Consider security focused DNS
Only a few services exist, it monitors all servers, endpoints and more over all ports/protocols. It can block bad websites, CNC or payload downloads. Intelligence can give you a clue to infections later on.

Disable macros
Macro malware has made a comeback in the last year. Disabling it in the Office Suite including Outlook can help. Disabling auto download of images and inbuilt auto preview is also wise.

Use strong encryption
Strong encryption with equally strong authentication can thwart some leaks even if someone is inside your network. Encrypt critical files using hardware-based encryption. I.e. a token instead of a password, which can be cracked or logged.

Scan links
You scan the contents and attachments but what about links? They can host exploits or downloads. Use an email security gateway with on click scanning thus links are scanned each time they are opened not just on entry.

Use web security
Antivirus on the endpoint check, email security gateway check, patch management check. Have all traffic scanned and filtered including SSL ideally by a dedicated web security product/service. Block a long list of file extensions and outright block archives.

Tweak all settings
Go through settings with a fine-tooth comb. DKIM, SPF, URIBLs, CBV, greylisting, reverse lookups, RBL, geo-blocking etc. All can help a little in your defence plan. Hold password protected emails or corrupted ones for inspection.

Use anti exploit technologies
Only a handful of products exist but the ones that do are simple to use once running. They typically work without signatures and look for hidden downloads or new file processes at launch. Browsers, plugins, PDF and Office are covered.

Use whitelisting
Increase in security brings along an increase in cost and lower productivity. Whitelisting can be annoying but is very strong compared to general endpoint antivirus. Memory exploits are not also caught by this method but the above method will help.

Outbreak detection
A few products have access to large feeds or feeds are available. They work by combining billions of transactions and stopping or predicting mass-market outbreaks in minutes. Secure DNS can also predict domains, which may be used in CNC or payload downloading.

Look into your supply chain
Target is a good example.
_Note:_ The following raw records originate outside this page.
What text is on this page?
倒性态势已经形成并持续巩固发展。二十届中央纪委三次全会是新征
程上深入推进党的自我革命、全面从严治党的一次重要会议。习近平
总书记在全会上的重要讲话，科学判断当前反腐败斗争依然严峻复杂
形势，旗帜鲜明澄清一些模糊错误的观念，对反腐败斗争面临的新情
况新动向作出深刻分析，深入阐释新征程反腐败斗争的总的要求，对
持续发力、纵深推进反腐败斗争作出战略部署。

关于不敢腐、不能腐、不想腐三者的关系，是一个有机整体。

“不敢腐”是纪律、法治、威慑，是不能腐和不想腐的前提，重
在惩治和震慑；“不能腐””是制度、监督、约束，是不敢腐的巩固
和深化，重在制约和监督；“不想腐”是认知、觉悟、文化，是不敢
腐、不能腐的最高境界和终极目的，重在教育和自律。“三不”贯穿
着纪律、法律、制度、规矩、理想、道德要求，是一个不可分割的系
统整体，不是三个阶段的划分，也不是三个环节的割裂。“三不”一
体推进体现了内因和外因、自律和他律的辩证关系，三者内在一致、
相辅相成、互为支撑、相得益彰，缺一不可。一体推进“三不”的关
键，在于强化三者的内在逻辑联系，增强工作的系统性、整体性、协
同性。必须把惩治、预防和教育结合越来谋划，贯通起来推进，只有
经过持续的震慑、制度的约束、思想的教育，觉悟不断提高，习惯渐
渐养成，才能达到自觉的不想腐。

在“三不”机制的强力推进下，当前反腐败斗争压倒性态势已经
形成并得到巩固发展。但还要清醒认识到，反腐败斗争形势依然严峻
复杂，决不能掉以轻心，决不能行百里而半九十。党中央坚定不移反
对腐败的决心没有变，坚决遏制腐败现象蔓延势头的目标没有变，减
Can’t hack the target (sorry) then go for the smaller fish to get in and jump back to the target. Ensure there are no links or links are tightly controlled.

View your logs
This includes higher than normal emails, web traffic, failed account logins*, botnet traffic and more. SIEM is the acronym and product in mind. Don’t simply re-image machines; take a copy for future evidence. Why is a catering user account looking at credit card data? Ensure password are strong and users have only what they need access to.

Take it offline, simple!
If your data is so critical use a separate network with no Internet or links back. If it is not online you can’t hack it – not 100% of course.

Code stripping and emulation
Again not many products do this. They scan away and then emulate the product in a VM or custom made one to see what happens. Code stripping is a simple approach that inspects HTML, Office, WordPad and PDF. Background code thinks macros are stripped out without hindrance.

Mobile security
Similar security should be applied to mobiles such as whitelisting and antivirus or simply don’t use Android to reduce your malware percentages!